With development came snowmobiles, airplanes, cars and railroads. The sled dogs were being neglected. This bothered many people. Joe Redington, Sr. decided to start the Iditarod race in 1973. Many people thought that the dogs would never make it to Nome. It took nearly 3 weeks to finish the race. Now, the losing team takes about 2 weeks to finish the race, while the winner finishes it within 10 days. Since then, the annual Iditarod race is a significant cultural event in the lives of the people of Alaska.
A team of 16 dogs and a musher (sled driver) make an Iditarod team. No help is allowed for the teams. Every musher must spend lot of time caring, and feeding the dogs. The musher must earn respect from the dogs, and the dogs will earn the musher's respect. In frigid Artic conditions they have to depend on each other to survive.

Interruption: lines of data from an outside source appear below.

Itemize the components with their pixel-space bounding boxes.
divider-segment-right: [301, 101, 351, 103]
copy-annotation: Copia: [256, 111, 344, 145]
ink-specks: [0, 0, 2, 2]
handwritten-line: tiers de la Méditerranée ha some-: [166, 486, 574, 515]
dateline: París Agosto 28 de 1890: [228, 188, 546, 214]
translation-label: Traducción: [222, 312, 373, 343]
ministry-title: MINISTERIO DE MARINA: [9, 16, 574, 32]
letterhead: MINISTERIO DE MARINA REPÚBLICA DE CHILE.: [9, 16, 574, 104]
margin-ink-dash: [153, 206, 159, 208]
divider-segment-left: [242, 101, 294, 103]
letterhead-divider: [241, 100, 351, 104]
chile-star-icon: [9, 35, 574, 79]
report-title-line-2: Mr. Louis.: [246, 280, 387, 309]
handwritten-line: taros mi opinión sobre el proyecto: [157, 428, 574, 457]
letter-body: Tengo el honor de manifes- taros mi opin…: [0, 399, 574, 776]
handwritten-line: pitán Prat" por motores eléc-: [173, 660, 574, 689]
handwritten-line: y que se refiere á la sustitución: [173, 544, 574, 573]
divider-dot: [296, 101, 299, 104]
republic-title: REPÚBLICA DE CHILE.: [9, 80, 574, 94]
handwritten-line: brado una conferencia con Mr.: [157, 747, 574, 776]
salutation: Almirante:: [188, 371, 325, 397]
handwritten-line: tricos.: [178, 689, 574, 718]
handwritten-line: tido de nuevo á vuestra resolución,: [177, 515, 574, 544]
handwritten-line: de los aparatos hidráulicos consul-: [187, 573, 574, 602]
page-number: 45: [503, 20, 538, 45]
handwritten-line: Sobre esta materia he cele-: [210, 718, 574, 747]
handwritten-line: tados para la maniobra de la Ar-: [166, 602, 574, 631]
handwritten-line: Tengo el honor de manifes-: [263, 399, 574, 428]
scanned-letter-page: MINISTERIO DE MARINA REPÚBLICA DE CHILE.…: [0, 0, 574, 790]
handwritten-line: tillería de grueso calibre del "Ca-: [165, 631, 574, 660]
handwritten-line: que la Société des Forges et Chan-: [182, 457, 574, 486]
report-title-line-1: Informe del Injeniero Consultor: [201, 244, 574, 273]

In the Iditarod race, men and women, young and old, all compete for the same prize. People from many nations participate in this race now. In 2003, Robert Sorlie of Norway was the first foreigner to become champion Iditarod. Everyone competes equally on the uninterrupted terrain of ice and frozen ground in the winter. Mushers help each other and for them the companionship of being on the trail is far more important than the competition. This race illustrates that when man co-operates with animals, even the hostile environment is liveable.